A.L : Il est clair que les jeunes sont plus sensibles que l’ensemble de la population à l’idée de personnalisation. Avec la technologie, ils sont plus sollicités par tout ce qui est emails, SMS, offres en tout genre. Donc ce qu’ils attendent, c’est que ce soit au moins adapté à leur profil, que l’offre soit pertinente et les concerne ! Personnaliser le parcours du consommateur dans l’e-commerce comme dans le commerce traditionnel, cela permet de générer du chiffre d’affaires complémentaire, c’est indéniable. Mais si les techniques de personnalisation sont les mêmes pour tous les magasins, il n’y a plus vraiment de personnalisation. Chaque marque doit définir la relation qu’elle veut avoir avec son client et faire en sorte que ses clients se créent leur propre expérience. L’acte d’achat n’est pas aussi glamour qu’on le pense, on est quand même loin de l’ambiance Pretty Woman. Il faut que les marques respectent le consommateur et se rendent compte que ce n’est pas un acte gratuit de se rendre en magasin.

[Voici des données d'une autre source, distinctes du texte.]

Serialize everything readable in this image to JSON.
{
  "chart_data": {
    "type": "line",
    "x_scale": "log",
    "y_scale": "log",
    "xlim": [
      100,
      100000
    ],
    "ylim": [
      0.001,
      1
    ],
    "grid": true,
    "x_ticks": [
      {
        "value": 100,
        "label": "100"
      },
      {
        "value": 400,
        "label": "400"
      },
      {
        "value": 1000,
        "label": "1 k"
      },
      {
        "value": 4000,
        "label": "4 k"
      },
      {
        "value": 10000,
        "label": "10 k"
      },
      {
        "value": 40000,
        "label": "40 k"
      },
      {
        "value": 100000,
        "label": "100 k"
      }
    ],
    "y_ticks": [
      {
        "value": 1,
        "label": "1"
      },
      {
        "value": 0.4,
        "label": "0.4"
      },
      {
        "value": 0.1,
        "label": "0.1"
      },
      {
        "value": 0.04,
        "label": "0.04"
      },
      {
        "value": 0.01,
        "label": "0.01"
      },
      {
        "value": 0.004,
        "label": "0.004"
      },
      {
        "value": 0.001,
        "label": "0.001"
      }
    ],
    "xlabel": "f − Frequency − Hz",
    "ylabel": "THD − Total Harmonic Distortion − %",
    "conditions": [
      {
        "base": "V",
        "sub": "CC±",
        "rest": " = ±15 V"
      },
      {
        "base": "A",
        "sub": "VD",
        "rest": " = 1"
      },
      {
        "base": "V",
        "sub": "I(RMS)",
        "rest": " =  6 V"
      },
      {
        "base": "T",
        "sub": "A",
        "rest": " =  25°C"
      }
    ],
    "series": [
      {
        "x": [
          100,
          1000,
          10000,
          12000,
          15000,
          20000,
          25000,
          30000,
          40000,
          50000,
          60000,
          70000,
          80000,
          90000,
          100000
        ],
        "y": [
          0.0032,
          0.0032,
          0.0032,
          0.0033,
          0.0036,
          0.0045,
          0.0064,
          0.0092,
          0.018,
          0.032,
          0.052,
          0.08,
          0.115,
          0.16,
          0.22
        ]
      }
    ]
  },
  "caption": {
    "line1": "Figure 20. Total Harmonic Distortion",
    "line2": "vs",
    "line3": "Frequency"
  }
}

-Quelles sont les limites entre une innovation estimée « cool » et une innovation jugée intrusive, dans l’esprit des jeunes ?

A.L : L’aspect fonctionnel est très important : tout ce qui n’a pas de réelle valeur, qui est surfait et qui n’apporte rien de concret pour faciliter la démarche d’achat du consommateur, ça ne passe pas. Quelque chose d’artificiel, qui n’est pas vraiment nécessaire, ça ne passe pas. La géolocalisation dans le magasin, c’est utile. On le voit dans le fait que 62% des jeunes l’acceptent contre 43% pour l’ensemble de la population. A l’inverse, le fait que le vendeur nous appelle par notre prénom dès notre arrivée dans le magasin, ça n’est pas utile et les chiffres le montrent également. Mais le rejet est moindre car les jeunes font le tri eux-mêmes. Ils sont mieux armés que les autres générations face à tout cela. Ils ne sont pas dupes, ils ont affaire à une multitude d’informations au quotidien, c’est le monde dans lequel ils vivent.

-Comment le mobile, outil si indispensable pour la jeune génération, peut-il s’inviter dans le magasin du futur pour s’imposer toujours plus comme un outil cool ?

A.L : Une des données de l’étude récemment publiée par RichRelevance, c’est que 88% des jeunes apprécient le fait de scanner un produit avec leur mobile pour avoir accès à des critiques et à des recommandations qui pourraient leur plaire. Le chiffre est nettement moins élevé pour les générations suivantes. Avec le mobile, les jeunes sont plus à même de vérifier le prix d’un produit et de voir s’il n’est pas moins cher ailleurs. Ils se servent de la technologie en mode système D pour chercher de l’information pour faire l’achat le plus intelligent. Cela devient de la pratique de consommateur. En cela, tout magasin qui n’a pas de wifi se tire une balle dans le pied. Et si, en plus, ce même magasin n’a pas d’application ou de site mobile, il se tire une balle dans l’autre pied ! Si vous ne permettez pas aux jeunes de naviguer correctement vers votre offre, ça revient à leur dire « Allez voir ailleurs ». Heureusement, ça commence à évoluer, on sort de l’ère de la Préhistoire.